Do you remember how, in this post, I might have mentioned that I think I need a flying car? My son had build one out of Lego and proceeded to spend a good 597 seconds explaining all the features and extolling the virtues of said flying car.
He was so in love with his flying car (which, I might mention, took far fewer Lego pieces to build than it took seconds to describe) that he went on and on telling me about it.
He was so in love with his flying car that by the time he finished telling me all about it, I was sort of in love with his flying car too. A lot. Enough to want one of my very own.
Yes.
Well.
I think I’ve changed my mind.
Our young man recently turned 12 and for his birthday, his father bought him another flying thing. Not a bird, oh no! He bought him a quadcopter. You’ve seen them, I’m sure — remote controlled helicopters with 4 equal-sized rotors instead of one large and one small. They are odd looking in the extreme, some of them. They are expensive in the extreme, some of them. You can get Bluetooth enabled programmable quadcopters with video and still cameras capable of doing all sorts of stunts and capturing all sorts of images.

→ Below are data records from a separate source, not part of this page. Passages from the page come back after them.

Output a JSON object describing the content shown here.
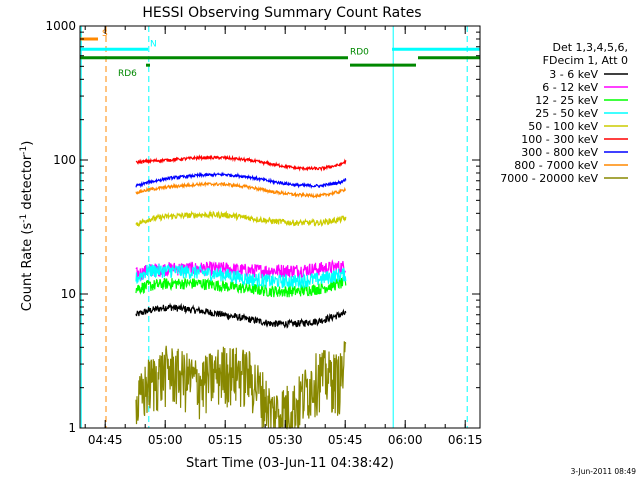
{
  "chart_data": {
    "type": "line",
    "title": "HESSI Observing Summary Count Rates",
    "xlabel": "Start Time (03-Jun-11 04:38:42)",
    "ylabel_main": "Count Rate (s",
    "ylabel_sup1": "-1",
    "ylabel_mid": " detector",
    "ylabel_sup2": "-1",
    "ylabel_end": ")",
    "x_unit": "minutes after 04:38:42",
    "xlim": [
      0,
      100
    ],
    "y_scale": "log",
    "ylim": [
      1,
      1000
    ],
    "x_ticks": [
      {
        "t": 6.3,
        "label": "04:45"
      },
      {
        "t": 21.3,
        "label": "05:00"
      },
      {
        "t": 36.3,
        "label": "05:15"
      },
      {
        "t": 51.3,
        "label": "05:30"
      },
      {
        "t": 66.3,
        "label": "05:45"
      },
      {
        "t": 81.3,
        "label": "06:00"
      },
      {
        "t": 96.3,
        "label": "06:15"
      }
    ],
    "y_ticks": [
      {
        "v": 1,
        "label": "1"
      },
      {
        "v": 10,
        "label": "10"
      },
      {
        "v": 100,
        "label": "100"
      },
      {
        "v": 1000,
        "label": "1000"
      }
    ],
    "legend_header": [
      "Det 1,3,4,5,6,",
      "FDecim 1, Att 0"
    ],
    "legend_position": "right",
    "series": [
      {
        "name": "3 - 6 keV",
        "color": "#000000",
        "x": [
          14,
          17,
          22,
          30,
          36,
          42,
          48,
          54,
          60,
          65,
          66.5
        ],
        "values": [
          7,
          7.5,
          8,
          7.5,
          7,
          6.5,
          6,
          6,
          6.3,
          7,
          7.2
        ]
      },
      {
        "name": "6 - 12 keV",
        "color": "#ff00ff",
        "x": [
          14,
          17,
          22,
          30,
          36,
          42,
          48,
          54,
          60,
          65,
          66.5
        ],
        "values": [
          14,
          15,
          15.5,
          15.5,
          15.5,
          15,
          15,
          15,
          15.5,
          16,
          16
        ]
      },
      {
        "name": "12 - 25 keV",
        "color": "#00ff00",
        "x": [
          14,
          17,
          22,
          30,
          36,
          42,
          48,
          54,
          60,
          65,
          66.5
        ],
        "values": [
          11,
          11.5,
          12,
          12,
          11.5,
          11,
          10.5,
          10.5,
          11,
          12,
          12
        ]
      },
      {
        "name": "25 - 50 keV",
        "color": "#00ffff",
        "x": [
          14,
          17,
          22,
          30,
          36,
          42,
          48,
          54,
          60,
          65,
          66.5
        ],
        "values": [
          13,
          15,
          15,
          14.5,
          14,
          13,
          12.5,
          12.5,
          13,
          14,
          14
        ]
      },
      {
        "name": "50 - 100 keV",
        "color": "#cccc00",
        "x": [
          14,
          17,
          22,
          30,
          36,
          42,
          48,
          54,
          60,
          65,
          66.5
        ],
        "values": [
          33,
          36,
          38,
          39,
          39,
          37,
          35,
          34,
          34,
          36,
          37
        ]
      },
      {
        "name": "100 - 300 keV",
        "color": "#ff0000",
        "x": [
          14,
          17,
          22,
          30,
          36,
          42,
          48,
          54,
          60,
          65,
          66.5
        ],
        "values": [
          96,
          98,
          100,
          104,
          104,
          100,
          93,
          87,
          86,
          92,
          98
        ]
      },
      {
        "name": "300 - 800 keV",
        "color": "#0000ff",
        "x": [
          14,
          17,
          22,
          30,
          36,
          42,
          48,
          54,
          60,
          65,
          66.5
        ],
        "values": [
          64,
          68,
          73,
          77,
          78,
          75,
          69,
          65,
          64,
          68,
          72
        ]
      },
      {
        "name": "800 - 7000 keV",
        "color": "#ff8800",
        "x": [
          14,
          17,
          22,
          30,
          36,
          42,
          48,
          54,
          60,
          65,
          66.5
        ],
        "values": [
          57,
          60,
          63,
          66,
          66,
          63,
          58,
          55,
          54,
          58,
          61
        ]
      },
      {
        "name": "7000 - 20000 keV",
        "color": "#888800",
        "x": [
          14,
          17,
          22,
          30,
          36,
          42,
          48,
          54,
          60,
          65,
          66.5
        ],
        "values": [
          1.4,
          2.2,
          2.8,
          2.2,
          2.8,
          2.6,
          1.3,
          1.5,
          2.6,
          2.4,
          3.2
        ]
      }
    ],
    "flag_bars": [
      {
        "label": "S",
        "color": "#ff8800",
        "y": 800,
        "segments": [
          [
            0,
            4.5
          ]
        ]
      },
      {
        "label": "N",
        "color": "#00ffff",
        "y": 670,
        "segments": [
          [
            0,
            17
          ],
          [
            78,
            100
          ]
        ]
      },
      {
        "label": "RD0",
        "color": "#008800",
        "y": 580,
        "segments": [
          [
            0,
            67
          ],
          [
            84.5,
            100
          ]
        ]
      },
      {
        "label": "RD6",
        "color": "#008800",
        "y": 510,
        "segments": [
          [
            16.5,
            17.5
          ],
          [
            67.5,
            84
          ]
        ]
      }
    ],
    "vertical_markers": [
      {
        "t": 6.5,
        "color": "#ff8800",
        "style": "dashed"
      },
      {
        "t": 17.2,
        "color": "#00ffff",
        "style": "dashed"
      },
      {
        "t": 78.3,
        "color": "#00ffff",
        "style": "solid"
      },
      {
        "t": 96.8,
        "color": "#00ffff",
        "style": "dashed"
      },
      {
        "t": 0.3,
        "color": "#00ffff",
        "style": "solid"
      }
    ],
    "grid": false
  },
  "footer": {
    "timestamp": "3-Jun-2011 08:49"
  }
}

Like what your roof looks like. Or what your tree looks like when seen from overhead. Or what you look like, head tipped up towards the sky, remote controller in your hands, mouth smiling widely as the copter hovers overhead like a bizarre sort of bumblebee.
We didn’t buy that model.
No, we bought a much simpler (and cheaper!) version that does have a camera, but you have to take the micro-SD card out and download the photos to your computer. No live streaming over Bluetooth, no sirree. No live webcam of your amazing flying skills and spectacular scenery.
Which is probably a good thing.
The first time we took the quadcopter out of the box, we managed to get it to go a little bit up in the air before it crashed into the coffee table. Then the bookshelf. Then the television. It got stuck in the loops of the carpet. It got stuck under the ping pong table. It drifted lazily a few inches above the floor with one motor not activating as much as the other, giving it a very definitive sideways tilt. And then giving it a very definitive crash, with rotors popping off and everything.

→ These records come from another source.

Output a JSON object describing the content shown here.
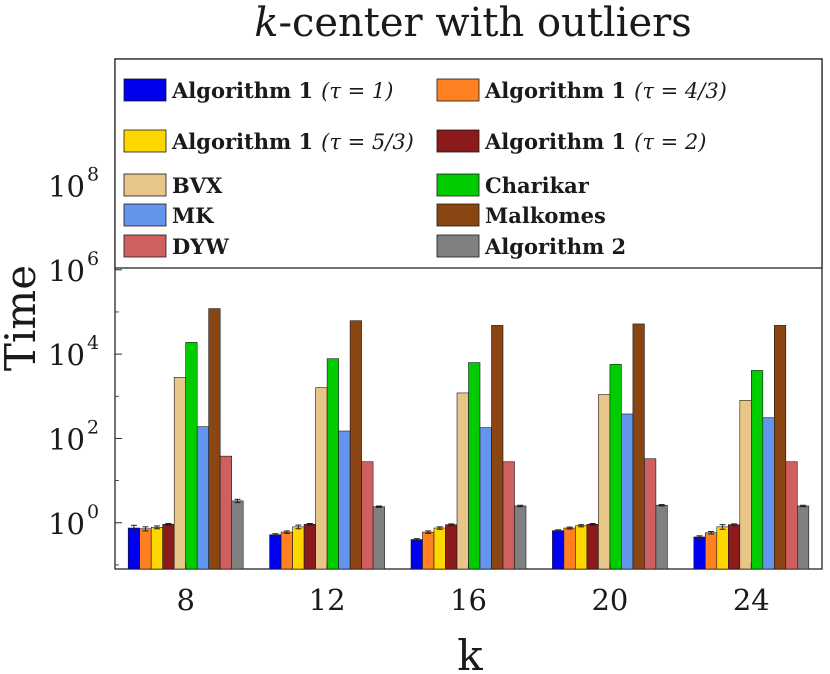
{
  "chart_data": {
    "type": "bar",
    "title": "k-center with outliers",
    "title_parts": {
      "italic": "k",
      "rest": "-center with outliers"
    },
    "xlabel": "k",
    "ylabel": "Time",
    "yscale": "log",
    "ylim": [
      0.08,
      100000000000
    ],
    "categories": [
      "8",
      "12",
      "16",
      "20",
      "24"
    ],
    "y_ticks": [
      {
        "value": 1,
        "base": "10",
        "exp": "0"
      },
      {
        "value": 100,
        "base": "10",
        "exp": "2"
      },
      {
        "value": 10000,
        "base": "10",
        "exp": "4"
      },
      {
        "value": 1000000,
        "base": "10",
        "exp": "6"
      },
      {
        "value": 100000000,
        "base": "10",
        "exp": "8"
      }
    ],
    "legend_location": "top",
    "series": [
      {
        "name": "Algorithm 1 (τ = 1)",
        "label": "Algorithm 1",
        "param": "(τ = 1)",
        "color": "#0000f0",
        "values": [
          0.75,
          0.52,
          0.4,
          0.65,
          0.46
        ],
        "errors": [
          0.12,
          0.03,
          0.02,
          0.03,
          0.03
        ]
      },
      {
        "name": "Algorithm 1 (τ = 4/3)",
        "label": "Algorithm 1",
        "param": "(τ = 4/3)",
        "color": "#ff8020",
        "values": [
          0.72,
          0.6,
          0.6,
          0.75,
          0.58
        ],
        "errors": [
          0.08,
          0.04,
          0.04,
          0.04,
          0.04
        ]
      },
      {
        "name": "Algorithm 1 (τ = 5/3)",
        "label": "Algorithm 1",
        "param": "(τ = 5/3)",
        "color": "#ffd700",
        "values": [
          0.78,
          0.8,
          0.75,
          0.85,
          0.8
        ],
        "errors": [
          0.06,
          0.08,
          0.05,
          0.05,
          0.1
        ]
      },
      {
        "name": "Algorithm 1 (τ = 2)",
        "label": "Algorithm 1",
        "param": "(τ = 2)",
        "color": "#8b1a1a",
        "values": [
          0.92,
          0.92,
          0.9,
          0.92,
          0.9
        ],
        "errors": [
          0.04,
          0.04,
          0.04,
          0.04,
          0.04
        ]
      },
      {
        "name": "BVX",
        "label": "BVX",
        "param": "",
        "color": "#e8c588",
        "values": [
          2800,
          1600,
          1200,
          1100,
          800
        ],
        "errors": [
          0,
          0,
          0,
          0,
          0
        ]
      },
      {
        "name": "Charikar",
        "label": "Charikar",
        "param": "",
        "color": "#00cc00",
        "values": [
          19000,
          7800,
          6300,
          5700,
          4100
        ],
        "errors": [
          0,
          0,
          0,
          0,
          0
        ]
      },
      {
        "name": "MK",
        "label": "MK",
        "param": "",
        "color": "#6495ed",
        "values": [
          190,
          150,
          180,
          380,
          310
        ],
        "errors": [
          0,
          0,
          0,
          0,
          0
        ]
      },
      {
        "name": "Malkomes",
        "label": "Malkomes",
        "param": "",
        "color": "#8b4513",
        "values": [
          120000,
          62000,
          48000,
          52000,
          48000
        ],
        "errors": [
          0,
          0,
          0,
          0,
          0
        ]
      },
      {
        "name": "DYW",
        "label": "DYW",
        "param": "",
        "color": "#d06060",
        "values": [
          38,
          28,
          28,
          33,
          28
        ],
        "errors": [
          0,
          0,
          0,
          0,
          0
        ]
      },
      {
        "name": "Algorithm 2",
        "label": "Algorithm 2",
        "param": "",
        "color": "#808080",
        "values": [
          3.3,
          2.4,
          2.5,
          2.6,
          2.5
        ],
        "errors": [
          0.3,
          0.1,
          0.1,
          0.1,
          0.1
        ]
      }
    ]
  }
}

Luckily, the rotors pop back on just as easily.
The next time we flew the quadcopter, we flew it outdoors. A little afraid of losing it, and with the battery already half used up from our previous flight, we didn’t get very far. Though we did take a lovely photograph of the blurry gray expanse of road in front of the house (right before coming in for a crash landing on that very same pavement right in front of our house).
The third time we flew, we had a little more success, finally mastering the fine art of gaining height and steering well enough to keep the quadcopter from crashing into landing on the roof. Though we apparently still suck at the landing thing and had to reinstall the rotors more than once after coming back to earth more forcefully than we intended.

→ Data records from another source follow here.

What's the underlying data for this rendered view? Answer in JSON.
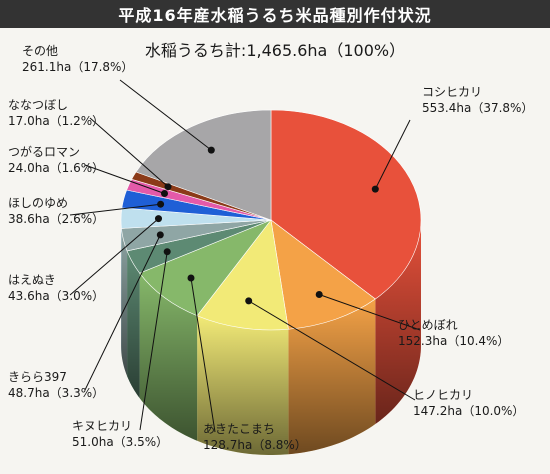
{
  "title": "平成16年産水稲うるち米品種別作付状況",
  "total_label": "水稲うるち計:1,465.6ha（100%）",
  "chart_data": {
    "type": "pie",
    "title": "平成16年産水稲うるち米品種別作付状況",
    "total": "水稲うるち計:1,465.6ha（100%）",
    "unit": "ha",
    "slices": [
      {
        "name": "コシヒカリ",
        "value": 553.4,
        "percent": 37.8,
        "value_label": "553.4ha（37.8%）",
        "color": "#e8513b"
      },
      {
        "name": "ひとめぼれ",
        "value": 152.3,
        "percent": 10.4,
        "value_label": "152.3ha（10.4%）",
        "color": "#f4a247"
      },
      {
        "name": "ヒノヒカリ",
        "value": 147.2,
        "percent": 10.0,
        "value_label": "147.2ha（10.0%）",
        "color": "#f2ea77"
      },
      {
        "name": "あきたこまち",
        "value": 128.7,
        "percent": 8.8,
        "value_label": "128.7ha（8.8%）",
        "color": "#86b86a"
      },
      {
        "name": "キヌヒカリ",
        "value": 51.0,
        "percent": 3.5,
        "value_label": "51.0ha（3.5%）",
        "color": "#5d8a73"
      },
      {
        "name": "きらら397",
        "value": 48.7,
        "percent": 3.3,
        "value_label": "48.7ha（3.3%）",
        "color": "#8fa6a5"
      },
      {
        "name": "はえぬき",
        "value": 43.6,
        "percent": 3.0,
        "value_label": "43.6ha（3.0%）",
        "color": "#bfe0ee"
      },
      {
        "name": "ほしのゆめ",
        "value": 38.6,
        "percent": 2.6,
        "value_label": "38.6ha（2.6%）",
        "color": "#1f5fd6"
      },
      {
        "name": "つがるロマン",
        "value": 24.0,
        "percent": 1.6,
        "value_label": "24.0ha（1.6%）",
        "color": "#e45aa9"
      },
      {
        "name": "ななつぼし",
        "value": 17.0,
        "percent": 1.2,
        "value_label": "17.0ha（1.2%）",
        "color": "#8b3a18"
      },
      {
        "name": "その他",
        "value": 261.1,
        "percent": 17.8,
        "value_label": "261.1ha（17.8%）",
        "color": "#a7a6a8"
      }
    ]
  }
}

The fourth time, K ventured out with a dear friend of ours who happily engaged in an hour’s play. He, being adult and male and rather engineering-minded (and having not spent his own money for the quadcopter), was willing to push things further than this cautious Mama was, just to see what was possible (and much to K’s delight).
Together they flew high and fast and far, zipping this way and that, taking photographs and hoping they turned out to be something more than a blur of pavement.
And then they landed the quadcopter in a tree.
They rescued it with a hockey stick and kept flying until the battery gave out, and K couldn’t be more delighted with his new hobby. He can’t stop talking about it. Or flying it. Or talking about flying it. Or talking about the photographs he took while he was flying it.
He is so in love with his quadcopter that after listening to him go on and on and on for about 587,692 seconds this time, I am sort of in love with it too. Though after listening to him tell me in great detail (and with much laughter) about all the times and all the places he has managed to crash his quadcopter…
…I think I can do without a flying car, thankyouverymuch.
At least until they figure out how to take the plunging-wildly-to-your-doom part of flying cars out of the equation.